There are some pretty strong smart-phone cases by now, but none of them are quite strong enough to keep his from shattering when it hits the tile backsplash in the kitchen, thrown hard from ten feet. Just strong enough to make it fucking unsatisfying, because all the pieces of the phone mostly stay in the cracked case instead of scattering across half the kitchen in a brittle explosion.

One of the tiles clatters down onto the stove in six or seven pieces. He can't remember if they have replacements for those. The phone doesn't really matter; the messages redirect to the tablet anyway, so unless he breaks that too he'll even still get them. He can get another phone. It's not like this is the first one he's broken anyway.

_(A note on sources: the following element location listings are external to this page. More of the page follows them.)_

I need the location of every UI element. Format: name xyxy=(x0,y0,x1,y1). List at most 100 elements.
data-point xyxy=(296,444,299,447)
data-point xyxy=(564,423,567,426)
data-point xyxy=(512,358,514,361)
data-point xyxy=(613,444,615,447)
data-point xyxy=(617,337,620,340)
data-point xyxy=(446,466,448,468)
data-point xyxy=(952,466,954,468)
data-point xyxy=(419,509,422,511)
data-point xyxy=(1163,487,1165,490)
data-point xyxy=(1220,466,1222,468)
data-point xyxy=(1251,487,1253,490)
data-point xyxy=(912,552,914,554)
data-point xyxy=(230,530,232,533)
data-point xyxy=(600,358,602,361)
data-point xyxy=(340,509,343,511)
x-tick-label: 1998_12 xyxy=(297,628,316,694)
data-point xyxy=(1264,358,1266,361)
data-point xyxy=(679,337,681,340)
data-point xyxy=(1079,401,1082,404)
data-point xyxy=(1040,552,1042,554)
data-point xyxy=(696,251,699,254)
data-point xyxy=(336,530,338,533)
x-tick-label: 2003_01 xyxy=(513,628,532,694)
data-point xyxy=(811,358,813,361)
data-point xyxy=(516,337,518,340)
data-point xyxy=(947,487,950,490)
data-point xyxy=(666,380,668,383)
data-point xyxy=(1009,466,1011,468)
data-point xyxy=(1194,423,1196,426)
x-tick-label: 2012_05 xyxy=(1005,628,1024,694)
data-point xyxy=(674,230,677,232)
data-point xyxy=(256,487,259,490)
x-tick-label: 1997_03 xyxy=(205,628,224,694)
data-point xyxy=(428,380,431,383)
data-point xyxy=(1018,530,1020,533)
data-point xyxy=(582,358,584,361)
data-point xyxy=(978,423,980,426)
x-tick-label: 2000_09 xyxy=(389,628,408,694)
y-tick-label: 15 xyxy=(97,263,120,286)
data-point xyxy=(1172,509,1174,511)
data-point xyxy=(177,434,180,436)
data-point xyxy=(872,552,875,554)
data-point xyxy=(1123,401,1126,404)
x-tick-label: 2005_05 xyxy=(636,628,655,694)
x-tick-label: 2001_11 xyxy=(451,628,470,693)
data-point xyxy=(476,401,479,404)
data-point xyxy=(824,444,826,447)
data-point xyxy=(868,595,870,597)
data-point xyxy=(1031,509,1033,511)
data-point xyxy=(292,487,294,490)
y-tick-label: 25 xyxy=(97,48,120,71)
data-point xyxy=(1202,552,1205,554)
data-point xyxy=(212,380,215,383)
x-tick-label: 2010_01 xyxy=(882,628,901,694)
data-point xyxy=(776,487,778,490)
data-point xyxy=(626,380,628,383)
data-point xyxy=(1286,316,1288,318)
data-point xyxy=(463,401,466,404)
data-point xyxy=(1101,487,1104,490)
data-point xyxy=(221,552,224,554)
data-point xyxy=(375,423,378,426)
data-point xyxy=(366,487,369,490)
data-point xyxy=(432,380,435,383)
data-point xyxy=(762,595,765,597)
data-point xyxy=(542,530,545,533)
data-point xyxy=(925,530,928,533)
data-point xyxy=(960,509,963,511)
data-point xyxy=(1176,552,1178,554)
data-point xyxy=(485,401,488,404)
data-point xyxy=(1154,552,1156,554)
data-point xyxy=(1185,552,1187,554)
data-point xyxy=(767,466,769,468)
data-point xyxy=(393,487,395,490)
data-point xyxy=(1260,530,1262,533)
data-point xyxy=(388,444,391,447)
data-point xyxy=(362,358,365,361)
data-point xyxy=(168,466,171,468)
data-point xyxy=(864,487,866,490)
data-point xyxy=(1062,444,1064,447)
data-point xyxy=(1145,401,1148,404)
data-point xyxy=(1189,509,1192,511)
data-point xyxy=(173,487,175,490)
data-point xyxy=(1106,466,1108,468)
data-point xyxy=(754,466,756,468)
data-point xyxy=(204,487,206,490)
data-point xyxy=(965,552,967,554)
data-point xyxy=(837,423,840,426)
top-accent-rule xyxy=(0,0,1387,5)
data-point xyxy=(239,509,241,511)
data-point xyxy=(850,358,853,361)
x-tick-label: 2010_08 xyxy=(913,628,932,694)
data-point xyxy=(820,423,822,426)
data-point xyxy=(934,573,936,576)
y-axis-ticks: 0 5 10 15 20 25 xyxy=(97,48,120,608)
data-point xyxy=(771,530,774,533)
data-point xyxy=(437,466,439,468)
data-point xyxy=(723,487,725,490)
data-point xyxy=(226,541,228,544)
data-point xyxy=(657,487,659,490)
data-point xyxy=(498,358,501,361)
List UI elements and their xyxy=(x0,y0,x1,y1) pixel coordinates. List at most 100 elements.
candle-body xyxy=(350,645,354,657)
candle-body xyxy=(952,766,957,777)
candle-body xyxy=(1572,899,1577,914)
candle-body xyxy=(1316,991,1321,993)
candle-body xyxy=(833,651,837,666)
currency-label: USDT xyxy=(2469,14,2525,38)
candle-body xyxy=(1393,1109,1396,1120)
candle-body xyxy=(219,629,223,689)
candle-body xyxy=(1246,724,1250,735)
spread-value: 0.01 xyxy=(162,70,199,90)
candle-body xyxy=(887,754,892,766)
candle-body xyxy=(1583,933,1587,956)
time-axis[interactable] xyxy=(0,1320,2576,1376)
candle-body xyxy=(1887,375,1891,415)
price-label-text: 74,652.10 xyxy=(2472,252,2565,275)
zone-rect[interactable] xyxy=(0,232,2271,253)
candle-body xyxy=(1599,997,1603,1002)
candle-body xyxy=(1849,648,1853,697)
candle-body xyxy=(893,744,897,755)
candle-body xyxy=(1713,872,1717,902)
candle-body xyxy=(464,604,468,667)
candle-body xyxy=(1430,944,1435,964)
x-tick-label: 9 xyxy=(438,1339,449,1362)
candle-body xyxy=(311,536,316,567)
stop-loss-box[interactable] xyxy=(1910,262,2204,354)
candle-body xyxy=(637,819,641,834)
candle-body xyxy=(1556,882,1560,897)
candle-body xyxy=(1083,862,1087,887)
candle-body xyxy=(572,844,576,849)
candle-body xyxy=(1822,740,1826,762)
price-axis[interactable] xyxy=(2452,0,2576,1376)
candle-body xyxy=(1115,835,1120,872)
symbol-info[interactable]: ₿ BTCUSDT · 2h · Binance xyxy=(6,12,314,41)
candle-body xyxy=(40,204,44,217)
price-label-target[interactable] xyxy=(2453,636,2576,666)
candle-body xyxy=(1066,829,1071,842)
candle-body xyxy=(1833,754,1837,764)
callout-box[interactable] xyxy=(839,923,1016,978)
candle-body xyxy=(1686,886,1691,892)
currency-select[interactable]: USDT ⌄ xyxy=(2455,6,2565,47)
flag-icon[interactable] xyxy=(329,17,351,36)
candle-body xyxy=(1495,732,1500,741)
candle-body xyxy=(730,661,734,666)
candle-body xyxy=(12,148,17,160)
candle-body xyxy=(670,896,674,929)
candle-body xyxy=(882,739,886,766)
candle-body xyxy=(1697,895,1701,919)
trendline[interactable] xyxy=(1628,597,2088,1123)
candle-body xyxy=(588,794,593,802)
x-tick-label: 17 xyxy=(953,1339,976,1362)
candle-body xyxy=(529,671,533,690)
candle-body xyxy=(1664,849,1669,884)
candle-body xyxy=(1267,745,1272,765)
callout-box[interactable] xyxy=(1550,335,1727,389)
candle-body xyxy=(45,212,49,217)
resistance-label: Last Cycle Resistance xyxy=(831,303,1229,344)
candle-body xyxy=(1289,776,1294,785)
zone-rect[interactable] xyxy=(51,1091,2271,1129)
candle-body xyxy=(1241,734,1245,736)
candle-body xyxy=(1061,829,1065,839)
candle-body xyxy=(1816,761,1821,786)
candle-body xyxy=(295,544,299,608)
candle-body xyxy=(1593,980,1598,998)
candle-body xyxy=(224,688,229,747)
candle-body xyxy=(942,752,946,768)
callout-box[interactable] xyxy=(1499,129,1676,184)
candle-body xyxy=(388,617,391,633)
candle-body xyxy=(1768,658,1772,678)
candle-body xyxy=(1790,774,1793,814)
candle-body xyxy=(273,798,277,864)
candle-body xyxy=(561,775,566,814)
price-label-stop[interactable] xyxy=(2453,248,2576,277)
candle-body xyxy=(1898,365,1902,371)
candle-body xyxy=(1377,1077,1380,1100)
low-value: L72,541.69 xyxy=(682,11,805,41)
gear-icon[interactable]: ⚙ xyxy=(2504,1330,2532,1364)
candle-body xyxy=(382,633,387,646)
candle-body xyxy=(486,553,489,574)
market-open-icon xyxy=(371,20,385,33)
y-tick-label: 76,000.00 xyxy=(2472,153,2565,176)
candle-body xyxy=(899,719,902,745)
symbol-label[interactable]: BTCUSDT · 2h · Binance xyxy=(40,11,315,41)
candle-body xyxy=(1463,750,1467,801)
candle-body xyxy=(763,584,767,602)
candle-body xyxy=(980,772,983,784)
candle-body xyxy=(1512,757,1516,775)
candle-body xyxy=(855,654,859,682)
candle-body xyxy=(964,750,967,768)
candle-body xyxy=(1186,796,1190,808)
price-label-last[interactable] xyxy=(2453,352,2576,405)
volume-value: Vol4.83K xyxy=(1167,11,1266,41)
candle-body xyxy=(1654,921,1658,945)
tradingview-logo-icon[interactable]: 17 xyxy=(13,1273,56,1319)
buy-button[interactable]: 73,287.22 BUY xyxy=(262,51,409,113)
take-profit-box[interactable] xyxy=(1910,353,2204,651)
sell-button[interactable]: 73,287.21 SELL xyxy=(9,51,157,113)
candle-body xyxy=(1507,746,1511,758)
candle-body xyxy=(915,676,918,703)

Phones are fragile, the right size to grab and not something Steve's nostalgically attached to - they hit the wall a lot.

But he can't remember if there are anymore of those tiles.

He could look, but the moment passes - both the moment of concern, and the frustration that came before it. He leaves the broken things where they are and goes back to the living room.

Then he loses two hours.

Sort of.

There's no blackout; reality doesn't cut from one moment to one way too much later. Time . . .keeps working. If he bothers thinking about it he can unroll all of the hundred and thirty seven minutes behind him, pinpointing when the siren outside faded into the distance or the stupid hyperactive mutt on the second floor worked itself up into a barking frenzy.

When the tablet did chime softly, presumably Steve being worried.

The hours record themselves all neat and tidy but they slide from one into the other without any need for him to pay attention.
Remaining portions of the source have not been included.